I know the documentation says lld aims to be a drop-in placement of GNU linkers, but in my opinion in some cases we really need downstream users to do some necessary refactorings to adopt lld. This is like adopting clang.

It's not quite the same. We have adopted Clang, but Clang (and GNU) provide a -fuse-ld option, which means that the choice of linker is actually exposed to the user. We prefer to use lld as our default because we can more easily modify its source as necessary (such as in this case), but in practice the reason that our users sometimes need to select a specific linker is to workaround bugs in bfd/gold/lld. Normally the bugs present themselves as relocation errors that appear with only one of the three linkers. Therefore, the users need to be able to swap between the different linkers and any option that is not supported by all linkers requires additional effort -- either educating the user to be aware and change their options, or having scripts that automatically detect the active linker and hide the differences. Either takes time to implement and needs to be implemented before we leave the hard error in place.
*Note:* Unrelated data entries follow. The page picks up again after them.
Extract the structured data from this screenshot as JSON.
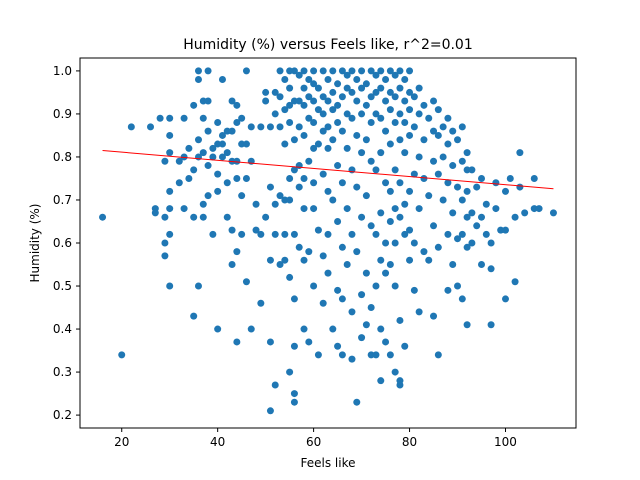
{
  "chart_data": {
    "type": "scatter",
    "title": "Humidity (%) versus Feels like, r^2=0.01",
    "xlabel": "Feels like",
    "ylabel": "Humidity (%)",
    "xlim": [
      11.3,
      114.7
    ],
    "ylim": [
      0.17,
      1.03
    ],
    "xticks": [
      20,
      40,
      60,
      80,
      100
    ],
    "xtick_labels": [
      "20",
      "40",
      "60",
      "80",
      "100"
    ],
    "yticks": [
      0.2,
      0.3,
      0.4,
      0.5,
      0.6,
      0.7,
      0.8,
      0.9,
      1.0
    ],
    "ytick_labels": [
      "0.2",
      "0.3",
      "0.4",
      "0.5",
      "0.6",
      "0.7",
      "0.8",
      "0.9",
      "1.0"
    ],
    "grid": false,
    "point_color": "#1f77b4",
    "regression": {
      "color": "#ff0000",
      "x": [
        16,
        110
      ],
      "y": [
        0.815,
        0.726
      ]
    },
    "points": [
      [
        16,
        0.66
      ],
      [
        20,
        0.34
      ],
      [
        22,
        0.87
      ],
      [
        26,
        0.87
      ],
      [
        27,
        0.68
      ],
      [
        27,
        0.67
      ],
      [
        28,
        0.89
      ],
      [
        29,
        0.79
      ],
      [
        29,
        0.66
      ],
      [
        29,
        0.6
      ],
      [
        29,
        0.57
      ],
      [
        30,
        0.89
      ],
      [
        30,
        0.85
      ],
      [
        30,
        0.81
      ],
      [
        30,
        0.72
      ],
      [
        30,
        0.68
      ],
      [
        30,
        0.62
      ],
      [
        30,
        0.5
      ],
      [
        32,
        0.79
      ],
      [
        32,
        0.74
      ],
      [
        33,
        0.89
      ],
      [
        33,
        0.8
      ],
      [
        33,
        0.68
      ],
      [
        34,
        0.82
      ],
      [
        34,
        0.75
      ],
      [
        35,
        0.92
      ],
      [
        35,
        0.77
      ],
      [
        35,
        0.66
      ],
      [
        35,
        0.43
      ],
      [
        36,
        1.0
      ],
      [
        36,
        0.98
      ],
      [
        36,
        0.84
      ],
      [
        36,
        0.8
      ],
      [
        36,
        0.5
      ],
      [
        37,
        0.93
      ],
      [
        37,
        0.89
      ],
      [
        37,
        0.81
      ],
      [
        37,
        0.69
      ],
      [
        37,
        0.66
      ],
      [
        38,
        0.93
      ],
      [
        38,
        1.0
      ],
      [
        38,
        0.86
      ],
      [
        38,
        0.78
      ],
      [
        38,
        0.71
      ],
      [
        39,
        0.82
      ],
      [
        39,
        0.8
      ],
      [
        39,
        0.62
      ],
      [
        40,
        0.88
      ],
      [
        40,
        0.83
      ],
      [
        40,
        0.76
      ],
      [
        40,
        0.4
      ],
      [
        40,
        0.72
      ],
      [
        41,
        0.98
      ],
      [
        41,
        0.85
      ],
      [
        41,
        0.83
      ],
      [
        41,
        0.8
      ],
      [
        42,
        0.86
      ],
      [
        42,
        0.81
      ],
      [
        42,
        0.74
      ],
      [
        42,
        0.66
      ],
      [
        43,
        0.93
      ],
      [
        43,
        0.86
      ],
      [
        43,
        0.79
      ],
      [
        43,
        0.63
      ],
      [
        43,
        0.55
      ],
      [
        44,
        0.92
      ],
      [
        44,
        0.88
      ],
      [
        44,
        0.79
      ],
      [
        44,
        0.75
      ],
      [
        44,
        0.58
      ],
      [
        44,
        0.37
      ],
      [
        45,
        0.89
      ],
      [
        45,
        0.83
      ],
      [
        45,
        0.71
      ],
      [
        45,
        0.62
      ],
      [
        46,
        1.0
      ],
      [
        46,
        0.83
      ],
      [
        46,
        0.75
      ],
      [
        46,
        0.51
      ],
      [
        47,
        0.87
      ],
      [
        47,
        0.79
      ],
      [
        47,
        0.4
      ],
      [
        48,
        0.69
      ],
      [
        48,
        0.63
      ],
      [
        49,
        0.87
      ],
      [
        49,
        0.62
      ],
      [
        49,
        0.46
      ],
      [
        50,
        0.95
      ],
      [
        50,
        0.93
      ],
      [
        50,
        0.66
      ],
      [
        51,
        0.87
      ],
      [
        51,
        0.73
      ],
      [
        51,
        0.56
      ],
      [
        51,
        0.37
      ],
      [
        51,
        0.21
      ],
      [
        52,
        0.95
      ],
      [
        52,
        0.9
      ],
      [
        52,
        0.69
      ],
      [
        52,
        0.62
      ],
      [
        52,
        0.27
      ],
      [
        53,
        1.0
      ],
      [
        53,
        0.94
      ],
      [
        53,
        0.87
      ],
      [
        53,
        0.71
      ],
      [
        53,
        0.55
      ],
      [
        54,
        0.98
      ],
      [
        54,
        0.91
      ],
      [
        54,
        0.83
      ],
      [
        54,
        0.7
      ],
      [
        54,
        0.62
      ],
      [
        54,
        0.56
      ],
      [
        55,
        1.0
      ],
      [
        55,
        0.96
      ],
      [
        55,
        0.92
      ],
      [
        55,
        0.88
      ],
      [
        55,
        0.75
      ],
      [
        55,
        0.7
      ],
      [
        55,
        0.52
      ],
      [
        55,
        0.3
      ],
      [
        56,
        1.0
      ],
      [
        56,
        0.93
      ],
      [
        56,
        0.84
      ],
      [
        56,
        0.77
      ],
      [
        56,
        0.62
      ],
      [
        56,
        0.47
      ],
      [
        56,
        0.36
      ],
      [
        56,
        0.25
      ],
      [
        56,
        0.23
      ],
      [
        57,
        0.99
      ],
      [
        57,
        0.93
      ],
      [
        57,
        0.87
      ],
      [
        57,
        0.78
      ],
      [
        57,
        0.73
      ],
      [
        57,
        0.59
      ],
      [
        58,
        1.0
      ],
      [
        58,
        0.96
      ],
      [
        58,
        0.92
      ],
      [
        58,
        0.85
      ],
      [
        58,
        0.75
      ],
      [
        58,
        0.68
      ],
      [
        58,
        0.56
      ],
      [
        58,
        0.4
      ],
      [
        59,
        0.98
      ],
      [
        59,
        0.94
      ],
      [
        59,
        0.89
      ],
      [
        59,
        0.79
      ],
      [
        59,
        0.58
      ],
      [
        59,
        0.37
      ],
      [
        60,
        1.0
      ],
      [
        60,
        0.97
      ],
      [
        60,
        0.93
      ],
      [
        60,
        0.88
      ],
      [
        60,
        0.82
      ],
      [
        60,
        0.74
      ],
      [
        60,
        0.68
      ],
      [
        60,
        0.5
      ],
      [
        61,
        0.96
      ],
      [
        61,
        0.91
      ],
      [
        61,
        0.83
      ],
      [
        61,
        0.63
      ],
      [
        61,
        0.34
      ],
      [
        62,
        1.0
      ],
      [
        62,
        0.94
      ],
      [
        62,
        0.9
      ],
      [
        62,
        0.86
      ],
      [
        62,
        0.76
      ],
      [
        62,
        0.57
      ],
      [
        62,
        0.46
      ],
      [
        63,
        0.98
      ],
      [
        63,
        0.93
      ],
      [
        63,
        0.87
      ],
      [
        63,
        0.82
      ],
      [
        63,
        0.72
      ],
      [
        63,
        0.62
      ],
      [
        63,
        0.53
      ],
      [
        64,
        1.0
      ],
      [
        64,
        0.95
      ],
      [
        64,
        0.91
      ],
      [
        64,
        0.84
      ],
      [
        64,
        0.7
      ],
      [
        64,
        0.4
      ],
      [
        65,
        0.97
      ],
      [
        65,
        0.92
      ],
      [
        65,
        0.88
      ],
      [
        65,
        0.78
      ],
      [
        65,
        0.65
      ],
      [
        65,
        0.49
      ],
      [
        65,
        0.36
      ],
      [
        66,
        1.0
      ],
      [
        66,
        0.94
      ],
      [
        66,
        0.86
      ],
      [
        66,
        0.74
      ],
      [
        66,
        0.59
      ],
      [
        66,
        0.47
      ],
      [
        66,
        0.34
      ],
      [
        67,
        0.99
      ],
      [
        67,
        0.96
      ],
      [
        67,
        0.9
      ],
      [
        67,
        0.82
      ],
      [
        67,
        0.68
      ],
      [
        67,
        0.55
      ],
      [
        68,
        1.0
      ],
      [
        68,
        0.95
      ],
      [
        68,
        0.89
      ],
      [
        68,
        0.77
      ],
      [
        68,
        0.62
      ],
      [
        68,
        0.44
      ],
      [
        68,
        0.33
      ],
      [
        69,
        0.98
      ],
      [
        69,
        0.93
      ],
      [
        69,
        0.85
      ],
      [
        69,
        0.73
      ],
      [
        69,
        0.58
      ],
      [
        69,
        0.23
      ],
      [
        70,
        1.0
      ],
      [
        70,
        0.96
      ],
      [
        70,
        0.9
      ],
      [
        70,
        0.81
      ],
      [
        70,
        0.66
      ],
      [
        70,
        0.48
      ],
      [
        70,
        0.38
      ],
      [
        71,
        0.97
      ],
      [
        71,
        0.92
      ],
      [
        71,
        0.84
      ],
      [
        71,
        0.71
      ],
      [
        71,
        0.53
      ],
      [
        71,
        0.41
      ],
      [
        72,
        1.0
      ],
      [
        72,
        0.94
      ],
      [
        72,
        0.88
      ],
      [
        72,
        0.79
      ],
      [
        72,
        0.64
      ],
      [
        72,
        0.45
      ],
      [
        72,
        0.34
      ],
      [
        73,
        0.99
      ],
      [
        73,
        0.95
      ],
      [
        73,
        0.9
      ],
      [
        73,
        0.77
      ],
      [
        73,
        0.62
      ],
      [
        73,
        0.5
      ],
      [
        73,
        0.34
      ],
      [
        74,
        1.0
      ],
      [
        74,
        0.96
      ],
      [
        74,
        0.89
      ],
      [
        74,
        0.81
      ],
      [
        74,
        0.67
      ],
      [
        74,
        0.56
      ],
      [
        74,
        0.4
      ],
      [
        74,
        0.28
      ],
      [
        75,
        0.98
      ],
      [
        75,
        0.93
      ],
      [
        75,
        0.86
      ],
      [
        75,
        0.74
      ],
      [
        75,
        0.6
      ],
      [
        75,
        0.53
      ],
      [
        75,
        0.37
      ],
      [
        76,
        1.0
      ],
      [
        76,
        0.95
      ],
      [
        76,
        0.91
      ],
      [
        76,
        0.83
      ],
      [
        76,
        0.72
      ],
      [
        76,
        0.65
      ],
      [
        76,
        0.55
      ],
      [
        76,
        0.34
      ],
      [
        77,
        0.99
      ],
      [
        77,
        0.94
      ],
      [
        77,
        0.88
      ],
      [
        77,
        0.77
      ],
      [
        77,
        0.68
      ],
      [
        77,
        0.6
      ],
      [
        77,
        0.5
      ],
      [
        77,
        0.3
      ],
      [
        78,
        1.0
      ],
      [
        78,
        0.96
      ],
      [
        78,
        0.9
      ],
      [
        78,
        0.84
      ],
      [
        78,
        0.74
      ],
      [
        78,
        0.66
      ],
      [
        78,
        0.42
      ],
      [
        78,
        0.28
      ],
      [
        78,
        0.27
      ],
      [
        79,
        0.98
      ],
      [
        79,
        0.93
      ],
      [
        79,
        0.88
      ],
      [
        79,
        0.81
      ],
      [
        79,
        0.69
      ],
      [
        79,
        0.62
      ],
      [
        79,
        0.36
      ],
      [
        80,
        1.0
      ],
      [
        80,
        0.95
      ],
      [
        80,
        0.91
      ],
      [
        80,
        0.85
      ],
      [
        80,
        0.72
      ],
      [
        80,
        0.63
      ],
      [
        80,
        0.56
      ],
      [
        81,
        0.94
      ],
      [
        81,
        0.87
      ],
      [
        81,
        0.76
      ],
      [
        81,
        0.6
      ],
      [
        81,
        0.49
      ],
      [
        82,
        0.96
      ],
      [
        82,
        0.9
      ],
      [
        82,
        0.8
      ],
      [
        82,
        0.68
      ],
      [
        82,
        0.44
      ],
      [
        83,
        0.92
      ],
      [
        83,
        0.84
      ],
      [
        83,
        0.75
      ],
      [
        83,
        0.58
      ],
      [
        84,
        0.89
      ],
      [
        84,
        0.71
      ],
      [
        84,
        0.56
      ],
      [
        85,
        0.93
      ],
      [
        85,
        0.86
      ],
      [
        85,
        0.79
      ],
      [
        85,
        0.64
      ],
      [
        85,
        0.43
      ],
      [
        86,
        0.91
      ],
      [
        86,
        0.85
      ],
      [
        86,
        0.76
      ],
      [
        86,
        0.59
      ],
      [
        86,
        0.34
      ],
      [
        87,
        0.87
      ],
      [
        87,
        0.8
      ],
      [
        87,
        0.7
      ],
      [
        88,
        0.89
      ],
      [
        88,
        0.83
      ],
      [
        88,
        0.74
      ],
      [
        88,
        0.62
      ],
      [
        88,
        0.49
      ],
      [
        89,
        0.86
      ],
      [
        89,
        0.78
      ],
      [
        89,
        0.67
      ],
      [
        89,
        0.55
      ],
      [
        90,
        0.84
      ],
      [
        90,
        0.73
      ],
      [
        90,
        0.61
      ],
      [
        90,
        0.5
      ],
      [
        91,
        0.87
      ],
      [
        91,
        0.79
      ],
      [
        91,
        0.7
      ],
      [
        91,
        0.62
      ],
      [
        91,
        0.47
      ],
      [
        92,
        0.81
      ],
      [
        92,
        0.77
      ],
      [
        92,
        0.72
      ],
      [
        92,
        0.66
      ],
      [
        92,
        0.59
      ],
      [
        92,
        0.41
      ],
      [
        93,
        0.77
      ],
      [
        93,
        0.67
      ],
      [
        93,
        0.6
      ],
      [
        94,
        0.73
      ],
      [
        94,
        0.64
      ],
      [
        95,
        0.75
      ],
      [
        95,
        0.66
      ],
      [
        95,
        0.55
      ],
      [
        96,
        0.69
      ],
      [
        96,
        0.62
      ],
      [
        97,
        0.6
      ],
      [
        97,
        0.54
      ],
      [
        97,
        0.41
      ],
      [
        98,
        0.74
      ],
      [
        98,
        0.68
      ],
      [
        99,
        0.63
      ],
      [
        100,
        0.72
      ],
      [
        100,
        0.63
      ],
      [
        100,
        0.47
      ],
      [
        101,
        0.75
      ],
      [
        102,
        0.66
      ],
      [
        102,
        0.51
      ],
      [
        103,
        0.81
      ],
      [
        103,
        0.73
      ],
      [
        104,
        0.67
      ],
      [
        106,
        0.75
      ],
      [
        106,
        0.68
      ],
      [
        107,
        0.68
      ],
      [
        110,
        0.67
      ]
    ]
  }
}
For your amusement, I filed a feature request/bug report regarding GNU ld's less rigid behavior about R_PPC_REL16_LO https://sourceware.org/bugzilla/show_bug.cgi?id=25500
There is a possibility that it will be closed as a wontfix. I am glad that lld has been rigid since its early days. If we receive feature requests about special casing R_PPC_REL16_LO and silencing such reasonable diagnostics, honestly I will consider them unreasonable.

It looks like you already modify lld source, so I agree this change is a bit inconvenient to you but it is not insurmountable. Many builds also enable -Wl,--fatal-warnings. Even linker warnings will not make them happy.

I remember that Peter Smith once said we probably need to consider a deprecation mechanism

Yes, that would have been appreciated here.